Dave Gauger's Scarfing Jig

by Dave Gauger

This article appeared in the June 1988 Falco Builders Letter.

The router is set to a 10:1 slope and uses a laminate trimmer bit.

The scarfing jig I've devised may be the simplest and cheapest method I've come across so far. I began by taking a Ryobi TRU 30 laminate trimmer. When I bought this laminate trimmer several years ago, it was being promoted as a baby router and came with an edging attachment. I find that the laminate trimmer, when used with a straight bit with a pilot wheel on the end is the ideal tool for trimming aircraft plywood without it splintering. The edging adapter is basically a metal flange that is perpendicular to the base of the router and parallel to the cutting edge of a straight cutter, that allows you to precisely control the depth of the cut.
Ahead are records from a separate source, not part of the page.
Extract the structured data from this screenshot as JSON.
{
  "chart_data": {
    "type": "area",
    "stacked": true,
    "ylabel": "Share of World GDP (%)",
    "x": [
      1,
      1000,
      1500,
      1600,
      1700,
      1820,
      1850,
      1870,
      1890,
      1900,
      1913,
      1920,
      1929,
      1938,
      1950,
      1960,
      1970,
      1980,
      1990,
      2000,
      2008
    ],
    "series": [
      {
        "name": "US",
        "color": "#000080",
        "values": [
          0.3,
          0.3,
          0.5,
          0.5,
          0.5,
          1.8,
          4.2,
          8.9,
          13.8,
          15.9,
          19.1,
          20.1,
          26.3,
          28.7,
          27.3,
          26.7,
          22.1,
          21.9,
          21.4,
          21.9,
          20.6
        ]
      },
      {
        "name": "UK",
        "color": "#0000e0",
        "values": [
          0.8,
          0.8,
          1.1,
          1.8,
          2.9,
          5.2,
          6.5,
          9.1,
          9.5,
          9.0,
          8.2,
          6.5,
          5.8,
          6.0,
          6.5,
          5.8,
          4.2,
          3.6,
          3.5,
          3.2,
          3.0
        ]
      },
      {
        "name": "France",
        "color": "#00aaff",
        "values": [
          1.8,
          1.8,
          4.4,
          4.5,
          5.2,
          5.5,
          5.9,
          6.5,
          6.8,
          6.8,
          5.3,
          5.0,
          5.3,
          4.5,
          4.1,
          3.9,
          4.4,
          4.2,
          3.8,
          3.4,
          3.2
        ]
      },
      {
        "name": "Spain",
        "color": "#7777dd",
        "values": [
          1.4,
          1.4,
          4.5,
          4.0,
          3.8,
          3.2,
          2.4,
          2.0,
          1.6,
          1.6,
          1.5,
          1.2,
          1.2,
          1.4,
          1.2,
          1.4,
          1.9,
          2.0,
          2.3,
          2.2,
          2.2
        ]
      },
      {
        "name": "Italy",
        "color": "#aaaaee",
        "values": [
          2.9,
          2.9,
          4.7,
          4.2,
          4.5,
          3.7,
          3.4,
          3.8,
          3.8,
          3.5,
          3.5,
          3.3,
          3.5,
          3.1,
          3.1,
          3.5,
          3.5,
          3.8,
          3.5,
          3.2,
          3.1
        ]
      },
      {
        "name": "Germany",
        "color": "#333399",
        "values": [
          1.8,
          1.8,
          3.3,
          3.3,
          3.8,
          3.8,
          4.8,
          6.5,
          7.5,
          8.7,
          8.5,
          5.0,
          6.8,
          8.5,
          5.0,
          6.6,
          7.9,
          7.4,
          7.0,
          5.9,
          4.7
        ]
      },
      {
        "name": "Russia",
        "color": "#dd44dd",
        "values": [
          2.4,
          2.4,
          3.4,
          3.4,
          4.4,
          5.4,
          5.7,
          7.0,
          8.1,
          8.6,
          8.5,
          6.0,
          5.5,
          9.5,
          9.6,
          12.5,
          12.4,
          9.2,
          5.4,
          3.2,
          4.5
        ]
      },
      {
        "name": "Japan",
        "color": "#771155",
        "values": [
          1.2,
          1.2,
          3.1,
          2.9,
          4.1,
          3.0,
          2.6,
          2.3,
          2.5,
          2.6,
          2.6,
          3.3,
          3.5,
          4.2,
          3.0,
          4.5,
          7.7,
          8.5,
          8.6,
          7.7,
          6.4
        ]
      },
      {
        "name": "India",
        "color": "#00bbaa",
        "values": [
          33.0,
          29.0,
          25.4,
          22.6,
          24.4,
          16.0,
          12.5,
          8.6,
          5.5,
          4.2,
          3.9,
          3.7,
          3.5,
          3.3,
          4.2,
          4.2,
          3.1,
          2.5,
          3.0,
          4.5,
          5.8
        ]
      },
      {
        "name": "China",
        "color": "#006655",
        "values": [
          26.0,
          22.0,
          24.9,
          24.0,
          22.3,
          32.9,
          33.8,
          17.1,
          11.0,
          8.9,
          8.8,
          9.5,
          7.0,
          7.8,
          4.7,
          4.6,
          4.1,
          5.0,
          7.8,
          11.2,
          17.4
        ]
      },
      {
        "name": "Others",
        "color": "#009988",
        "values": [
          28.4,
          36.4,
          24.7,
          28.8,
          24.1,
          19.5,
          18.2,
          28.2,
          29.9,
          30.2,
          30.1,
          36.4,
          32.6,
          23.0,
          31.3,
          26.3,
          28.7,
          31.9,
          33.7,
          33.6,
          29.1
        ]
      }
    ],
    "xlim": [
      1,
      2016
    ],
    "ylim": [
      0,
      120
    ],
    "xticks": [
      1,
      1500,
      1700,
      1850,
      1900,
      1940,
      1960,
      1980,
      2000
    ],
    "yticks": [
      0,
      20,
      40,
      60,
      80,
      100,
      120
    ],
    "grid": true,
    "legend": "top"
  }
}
I have been making 10 to 1 scarf joints, so I took a piece of scrap 1/4" plywood and glued to one end of it a strip of aircraft plywood that had been scarfed by hand to 10 to 1. I bolted this to the flange of the edging adapter. This tips the laminate trimmer so that it cuts with a 10 to 1 slope. I use a Bosch 3-flute router bit with a pilot wheel on one end, which I chose because it has cutting surfaces that are over an inch long.

To use this contraption, I take the board that is going to be scarfed and measure how wide the scarf joint ought to be. I adjust the depth of the router bit to the width of the scarf joint, and adjust the depth of the cut up or down until the pilot wheel just barely contacts the surface of the board being scarfed.

Basically what I've created is a narrow motorized plane that is tipped so it cuts a 10 to 1 slope. Because the edge of the plywood becomes fairly flimsy as you cut it, I clamp the entire piece of plywood that I am scarfing to a piece of scrap one-by-four so that the router base has something solid to bear against. Because the router base is tipped 5.7° from perpendicular (the arc tangent of 10/1 is 5.7°), I have beveled the edge of the one-by-four so that the fit is better.

Using this setup, I scarfed the four panels for my elevator in about 20 minutes one evening, after first making two passes on some scrap plywood. It seems to work better if you cut from right to left with this particular router combination. You can decide what slope you want to use for your scarf joints by simply changing the slope of the shims between the edger and the scrap piece of 1/4" plywood.